The Court held that there had been a violation of Article 8 (right to respect for private and family life) of the Convention in respect of the applicant. It noted in particular that the applicant remained in a state of prolonged uncertainty with regard to her personal identity and that the way in which the proceedings were conducted constituted disproportionate interference with her right to respect for her private life. The Court therefore found that, in the circumstances of the case, the authorities had failed in their positive obligation to secure that right to the applicant.
León Madrid v. Spain 2021 concerned the applicant’s request to reverse the order of the surnames under which her minor daughter (born in 2005) was registered. At the relevant time Spanish law provided that in the event of disagreement between the parents, the child would bear the father’s surname followed by that of the mother. The applicant argued that this regulation was discriminatory.
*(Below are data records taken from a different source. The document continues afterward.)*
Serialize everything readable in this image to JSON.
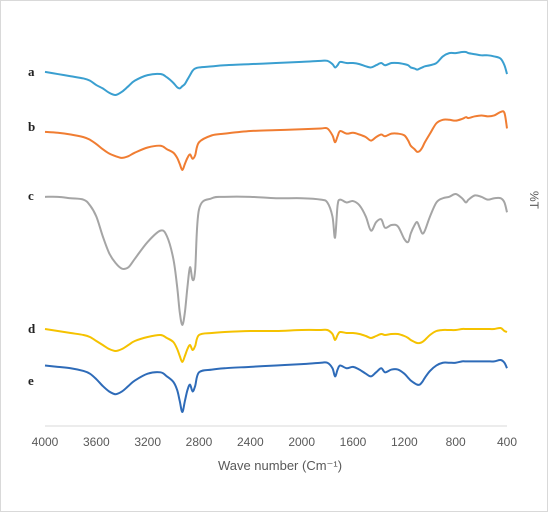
{
  "chart_data": {
    "type": "line",
    "xlabel": "Wave number (Cm⁻¹)",
    "ylabel": "%T",
    "xlim": [
      4000,
      400
    ],
    "x_reversed": true,
    "grid": false,
    "xticks": [
      "4000",
      "3600",
      "3200",
      "2800",
      "2400",
      "2000",
      "1600",
      "1200",
      "800",
      "400"
    ],
    "x": [
      4000,
      3900,
      3800,
      3700,
      3650,
      3600,
      3550,
      3500,
      3450,
      3400,
      3350,
      3300,
      3200,
      3100,
      3050,
      3000,
      2970,
      2950,
      2930,
      2910,
      2890,
      2870,
      2850,
      2830,
      2800,
      2700,
      2600,
      2400,
      2200,
      2000,
      1850,
      1800,
      1760,
      1740,
      1720,
      1700,
      1650,
      1600,
      1550,
      1500,
      1460,
      1420,
      1380,
      1350,
      1300,
      1250,
      1200,
      1170,
      1150,
      1120,
      1100,
      1080,
      1060,
      1040,
      1000,
      950,
      900,
      850,
      800,
      750,
      720,
      700,
      650,
      600,
      550,
      500,
      450,
      420,
      400
    ],
    "series": [
      {
        "name": "a",
        "color": "#3a9fd0",
        "values": [
          76,
          74,
          72,
          70,
          68,
          64,
          61,
          57,
          55,
          58,
          63,
          68,
          73,
          74,
          71,
          66,
          62,
          61,
          63,
          65,
          69,
          73,
          77,
          79,
          80,
          81,
          82,
          83,
          84,
          85,
          86,
          86,
          83,
          80,
          82,
          85,
          84,
          84,
          83,
          81,
          80,
          82,
          84,
          82,
          84,
          84,
          83,
          82,
          80,
          79,
          78,
          79,
          80,
          81,
          82,
          84,
          90,
          93,
          93,
          94,
          94,
          93,
          92,
          91,
          91,
          90,
          88,
          82,
          74
        ]
      },
      {
        "name": "b",
        "color": "#f07d32",
        "values": [
          72,
          71,
          69,
          66,
          63,
          58,
          52,
          47,
          44,
          42,
          44,
          48,
          54,
          56,
          52,
          48,
          42,
          35,
          28,
          35,
          42,
          46,
          41,
          45,
          60,
          68,
          70,
          73,
          74,
          75,
          76,
          76,
          68,
          60,
          67,
          73,
          70,
          71,
          69,
          66,
          62,
          66,
          69,
          67,
          70,
          70,
          68,
          62,
          56,
          52,
          49,
          50,
          54,
          60,
          70,
          82,
          86,
          86,
          85,
          87,
          89,
          88,
          90,
          91,
          90,
          91,
          95,
          94,
          76
        ]
      },
      {
        "name": "c",
        "color": "#a5a5a5",
        "values": [
          94,
          94,
          93,
          92,
          88,
          80,
          66,
          54,
          47,
          43,
          44,
          50,
          62,
          70,
          66,
          50,
          30,
          12,
          3,
          12,
          30,
          44,
          35,
          42,
          85,
          93,
          94,
          94,
          93,
          93,
          92,
          90,
          80,
          65,
          88,
          92,
          90,
          91,
          88,
          80,
          70,
          76,
          78,
          72,
          74,
          73,
          64,
          62,
          68,
          74,
          76,
          72,
          68,
          70,
          80,
          90,
          93,
          94,
          96,
          93,
          90,
          92,
          95,
          94,
          92,
          93,
          93,
          90,
          83
        ]
      },
      {
        "name": "d",
        "color": "#f5c200",
        "values": [
          75,
          73,
          71,
          69,
          67,
          63,
          59,
          55,
          53,
          55,
          59,
          63,
          67,
          69,
          66,
          62,
          55,
          48,
          42,
          48,
          55,
          59,
          54,
          58,
          69,
          71,
          72,
          73,
          73,
          74,
          74,
          74,
          70,
          64,
          69,
          72,
          71,
          71,
          70,
          68,
          66,
          68,
          70,
          69,
          70,
          70,
          68,
          66,
          64,
          62,
          61,
          61,
          62,
          64,
          69,
          73,
          74,
          74,
          74,
          75,
          75,
          75,
          75,
          75,
          75,
          75,
          76,
          73,
          72
        ]
      },
      {
        "name": "e",
        "color": "#2e6bb8",
        "values": [
          72,
          71,
          70,
          68,
          66,
          62,
          57,
          53,
          51,
          53,
          57,
          61,
          66,
          67,
          64,
          60,
          54,
          46,
          38,
          46,
          54,
          58,
          53,
          57,
          67,
          69,
          70,
          71,
          72,
          73,
          74,
          74,
          70,
          64,
          69,
          72,
          70,
          71,
          69,
          66,
          64,
          67,
          70,
          67,
          69,
          69,
          66,
          63,
          61,
          59,
          58,
          58,
          60,
          63,
          68,
          72,
          74,
          74,
          74,
          75,
          75,
          75,
          75,
          75,
          75,
          75,
          76,
          74,
          70
        ]
      }
    ]
  }
}
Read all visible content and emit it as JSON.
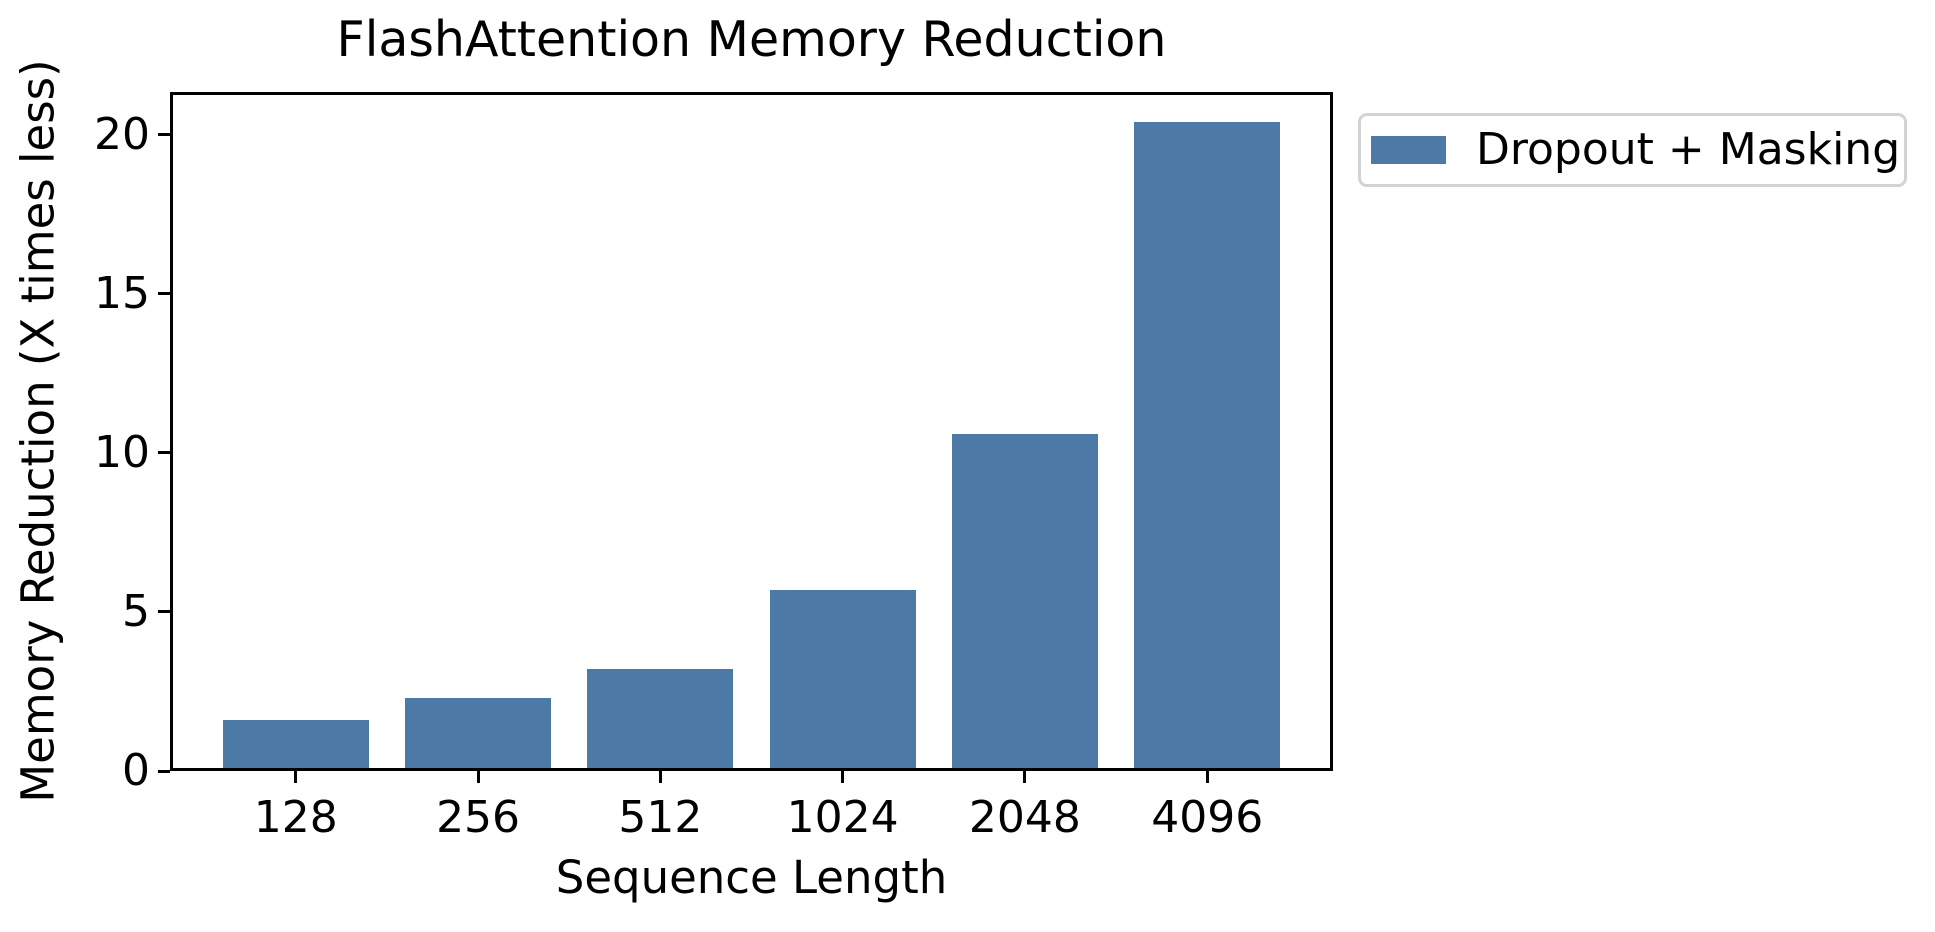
{
  "chart_data": {
    "type": "bar",
    "title": "FlashAttention Memory Reduction",
    "xlabel": "Sequence Length",
    "ylabel": "Memory Reduction (X times less)",
    "categories": [
      "128",
      "256",
      "512",
      "1024",
      "2048",
      "4096"
    ],
    "series": [
      {
        "name": "Dropout + Masking",
        "values": [
          1.5,
          2.2,
          3.1,
          5.6,
          10.5,
          20.3
        ]
      }
    ],
    "ylim": [
      0,
      21.35
    ],
    "yticks": [
      0,
      5,
      10,
      15,
      20
    ],
    "grid": false,
    "legend_position": "outside-upper-right",
    "colors": {
      "bar": "#4D79A7",
      "text": "#000000",
      "spine": "#000000",
      "legend_border": "#d3d3d3",
      "background": "#ffffff"
    }
  }
}
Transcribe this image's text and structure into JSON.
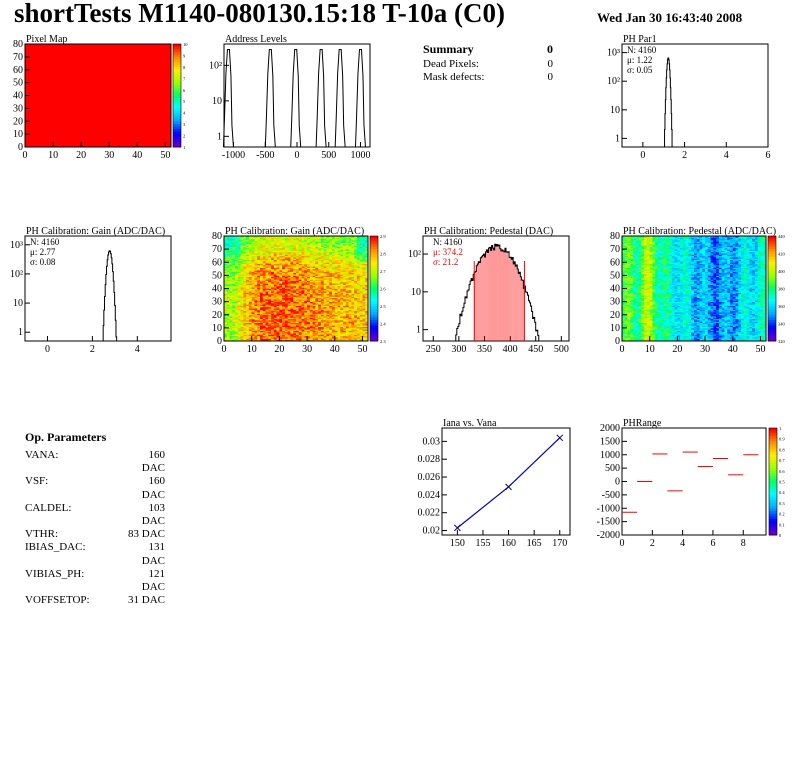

The Court held that there had been a violation of Article 14 (prohibition of discrimination) in conjunction with Article 8 (right to respect for private life) of the Convention, finding that the reasons given by the Spanish Government had not been sufficiently objective and reasonable in order to justify the difference in treatment imposed on the applicant. In particular, the automatic nature of the application of the law at the relevant time – which had prevented the domestic courts from taking account of the particular circumstances of the case at hand – could not, in the Court’s view, be validly justified under the Convention.